White desk with keyboard, mouse, and coffee cup.

 

You’ve heard of the increasingly popular “Lifestyle Brand” concept. You know, those folks blogging and vlogging on family, home, parents, and travel. Well, I just realized that I have a “Workstyle Brand”—blogging and vlogging on work climate, working conditions/supervisors/managers/leaders, and work life! Kind of catchy, isn’t it? This amusing concept-realization came to me while researching mobile app software and translating my design into reality.

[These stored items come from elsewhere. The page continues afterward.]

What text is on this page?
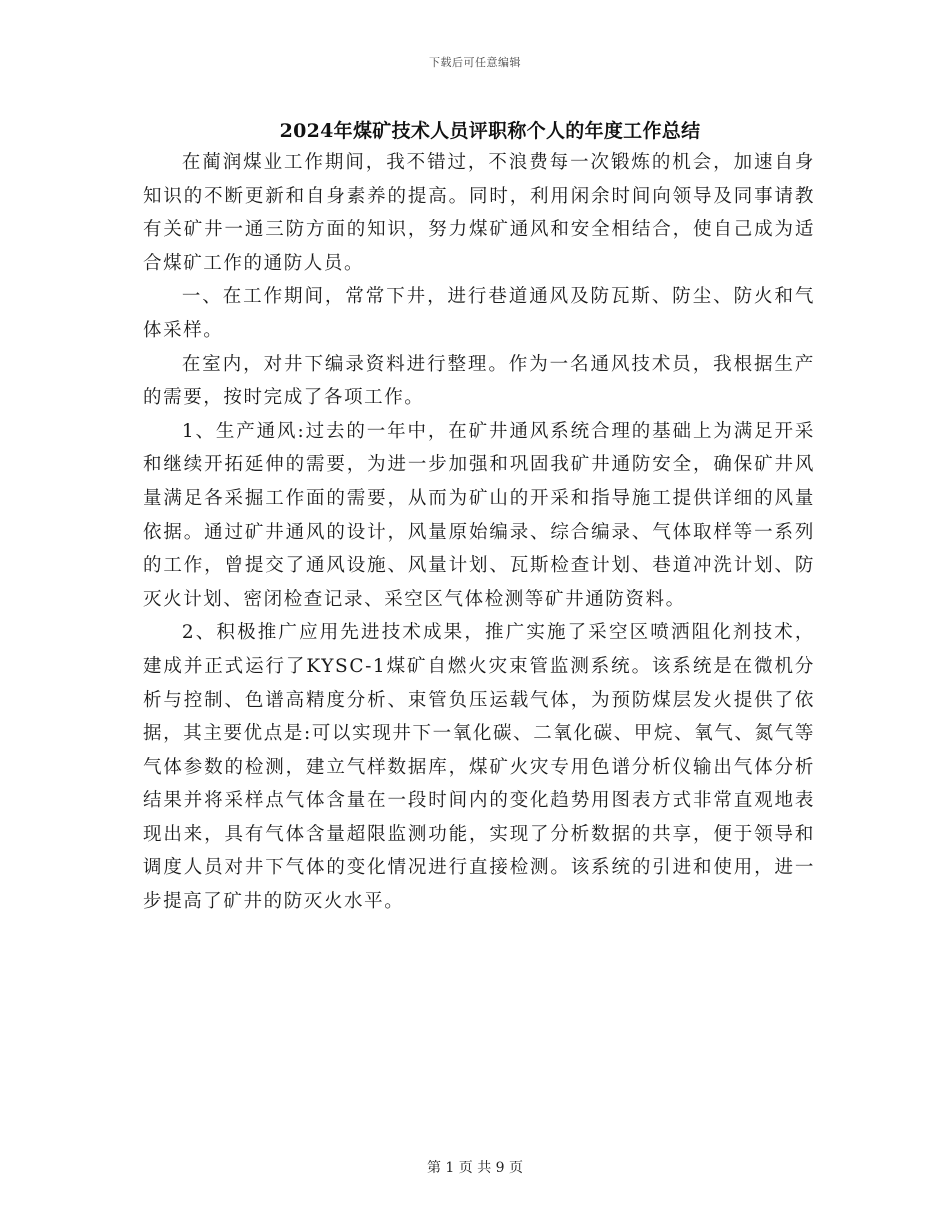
下载后可任意编辑
2024年煤矿技术人员评职称个人的年度工作总结

在蔺润煤业工作期间，我不错过，不浪费每一次锻炼的机会，加速自身知识的不断更新和自身素养的提高。同时，利用闲余时间向领导及同事请教有关矿井一通三防方面的知识，努力煤矿通风和安全相结合，使自己成为适合煤矿工作的通防人员。

一、在工作期间，常常下井，进行巷道通风及防瓦斯、防尘、防火和气体采样。

在室内，对井下编录资料进行整理。作为一名通风技术员，我根据生产的需要，按时完成了各项工作。

1、生产通风:过去的一年中，在矿井通风系统合理的基础上为满足开采和继续开拓延伸的需要，为进一步加强和巩固我矿井通防安全，确保矿井风量满足各采掘工作面的需要，从而为矿山的开采和指导施工提供详细的风量依据。通过矿井通风的设计，风量原始编录、综合编录、气体取样等一系列的工作，曾提交了通风设施、风量计划、瓦斯检查计划、巷道冲洗计划、防灭火计划、密闭检查记录、采空区气体检测等矿井通防资料。

2、积极推广应用先进技术成果，推广实施了采空区喷洒阻化剂技术，建成并正式运行了KYSC-1煤矿自燃火灾束管监测系统。该系统是在微机分析与控制、色谱高精度分析、束管负压运载气体，为预防煤层发火提供了依据，其主要优点是:可以实现井下一氧化碳、二氧化碳、甲烷、氧气、氮气等气体参数的检测，建立气样数据库，煤矿火灾专用色谱分析仪输出气体分析结果并将采样点气体含量在一段时间内的变化趋势用图表方式非常直观地表现出来，具有气体含量超限监测功能，实现了分析数据的共享，便于领导和调度人员对井下气体的变化情况进行直接检测。该系统的引进和使用，进一步提高了矿井的防灭火水平。

第 1 页 共 9 页
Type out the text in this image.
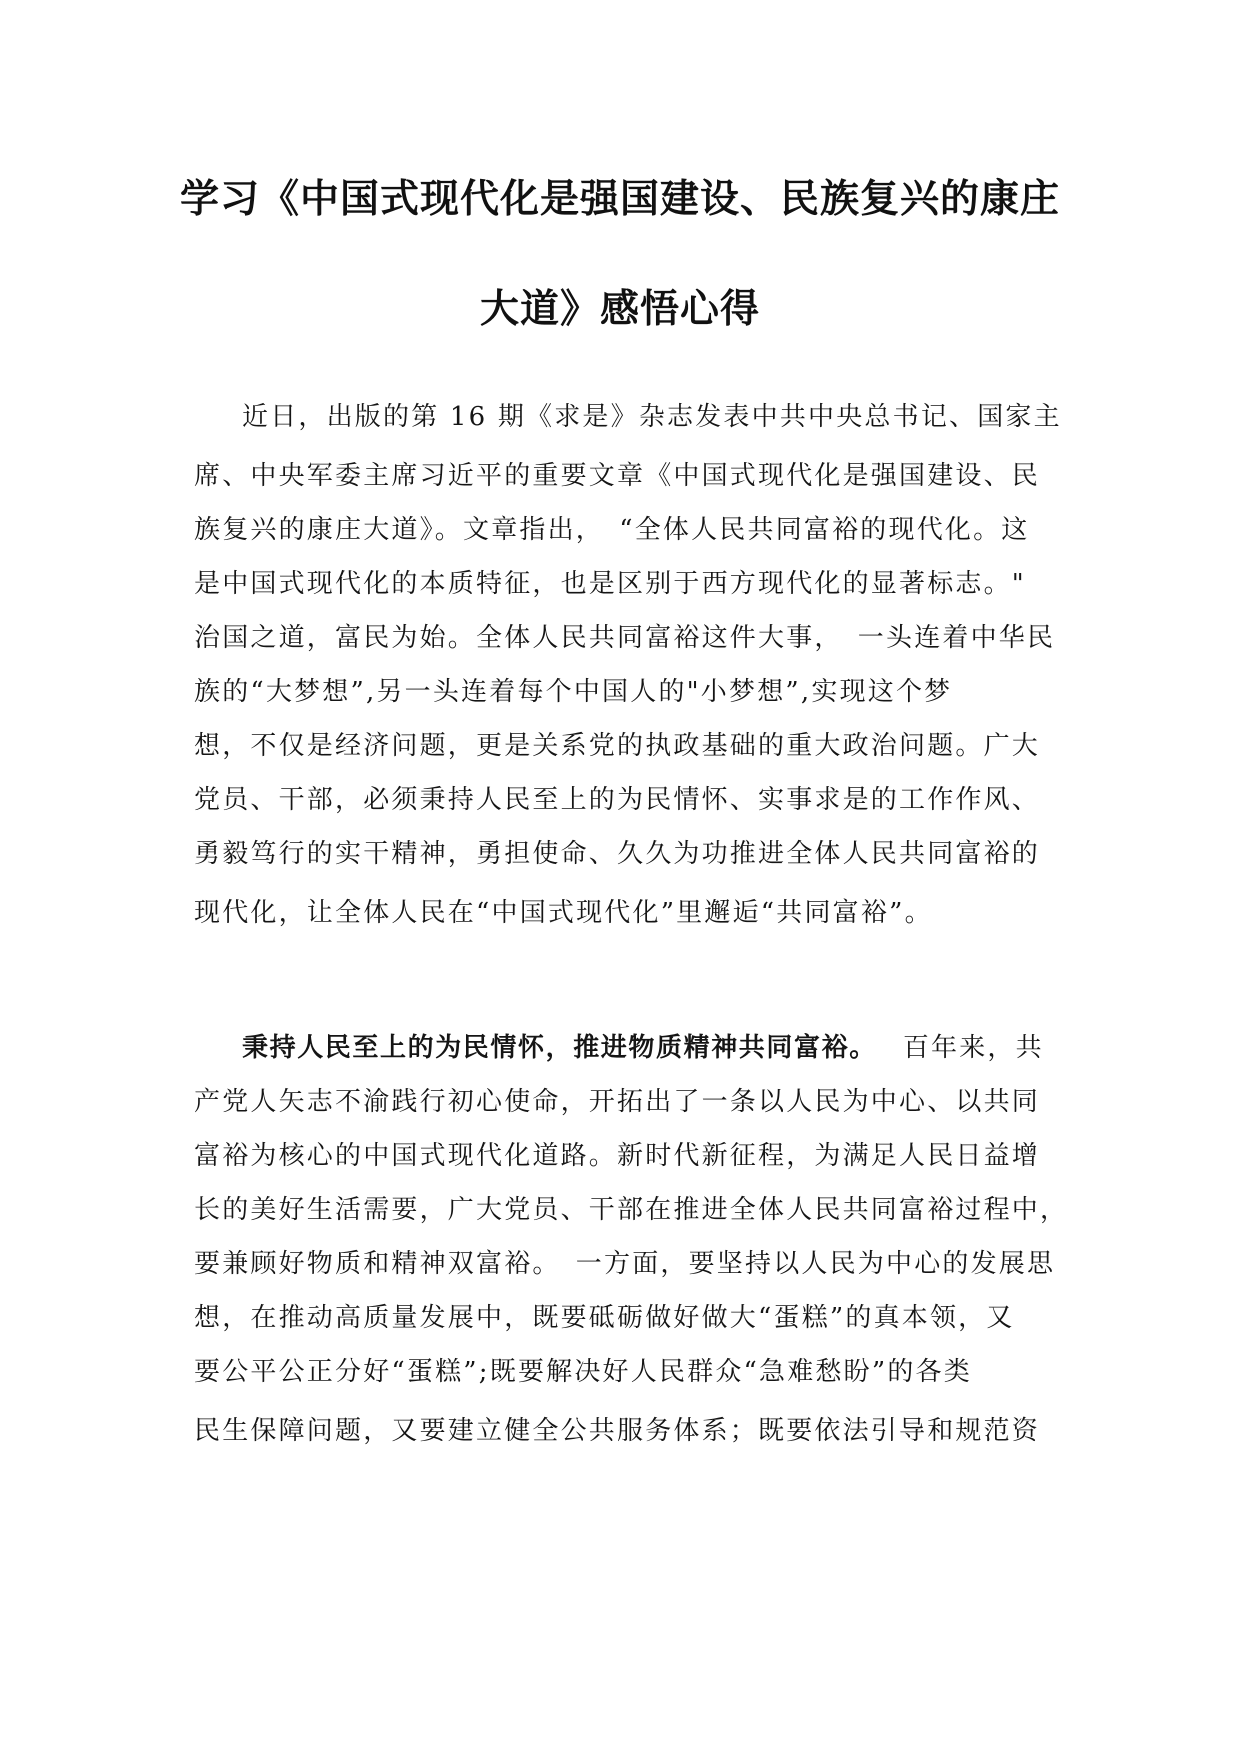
学习《中国式现代化是强国建设、民族复兴的康庄
大道》感悟心得

近日，出版的第 16 期《求是》杂志发表中共中央总书记、国家主

席、中央军委主席习近平的重要文章《中国式现代化是强国建设、民

族复兴的康庄大道》。文章指出，　“全体人民共同富裕的现代化。这

是中国式现代化的本质特征，也是区别于西方现代化的显著标志。"

治国之道，富民为始。全体人民共同富裕这件大事，　一头连着中华民

族的“大梦想”,另一头连着每个中国人的"小梦想”,实现这个梦

想，不仅是经济问题，更是关系党的执政基础的重大政治问题。广大

党员、干部，必须秉持人民至上的为民情怀、实事求是的工作作风、

勇毅笃行的实干精神，勇担使命、久久为功推进全体人民共同富裕的

现代化，让全体人民在“中国式现代化”里邂逅“共同富裕”。

秉持人民至上的为民情怀，推进物质精神共同富裕。 百年来，共

产党人矢志不渝践行初心使命，开拓出了一条以人民为中心、以共同

富裕为核心的中国式现代化道路。新时代新征程，为满足人民日益增

长的美好生活需要，广大党员、干部在推进全体人民共同富裕过程中，

要兼顾好物质和精神双富裕。　一方面，要坚持以人民为中心的发展思

想，在推动高质量发展中，既要砥砺做好做大“蛋糕”的真本领，又

要公平公正分好“蛋糕”;既要解决好人民群众“急难愁盼”的各类

民生保障问题，又要建立健全公共服务体系；既要依法引导和规范资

My “Workstyle Brand” is all about the essential ingredient for all transformation adventures: attitude. It doesn’t matter where you live or work, what you wear or win, your position, industry, or organization size/configuration. It’s all YOU! How you think and feel about what you see and what you do with that insight and information is all shaped by your attitude.

Attitude—how you think and feel—is what actually drives the nature of your actions. No matter how far out of your comfort zone such responding actions may take you, the end result is healing peace—of mind, body, and spirit. When you think about a work-style, it’s not too far afield from your life-style because your work consumes the majority of your life.

A transformation adventure is about reintegration, owning, and healing your fractured self which has lost the cohesive surety of a clear and magnetizing center. (Or is that just me!) This is most powerfully achieved at work. Not the sole province of “extra curricular” endeavors, transformation adventures await us everywhere and in each interaction.

We are each insightful by nature. And at our core, we are wired to be useful and compassionate. We just may not naturally use these elements in optimal order and combinations. (Or is that just me ;-)?)

We all have insights at work from our particular job function and level within the organization. We strangely keep much of this to ourselves. We try our best to put on a strong poker face in meetings and then sigh a burst of emotion (and insight) once the meeting is over and we’ve left the room. We may complain to or with our colleagues, but continue to keep our emotion and information (insight) under wraps.

In most cases, the sign we look for to confirm our value at work is being useful—serving a recognized/important role/function. Part of our concept of being useful is to also be successful and do our best to please those in charge with our efforts. We are often zealous with this endeavor in one way or another. Our best intended efforts, however, often allow our compassion for others and/or the organizational mission to morph into a misplaced passion—a sacrifice of what needs to be said instead of sacrificing the discomfort and perceived risk involved in saying what must be said.

In a workstyle, as in a lifestyle, it’s about aligning what we actually see with what serves a useful functional purpose and contributes to a greater good for the team unit and the organizational community, society, and world. Think of it as “emotional feng shui”, where true insight, usefulness, and compassion serve long-term health over the short-term discomfort of having to rearrange your perceptions of form and function. This is how transformation happens in your workstyle!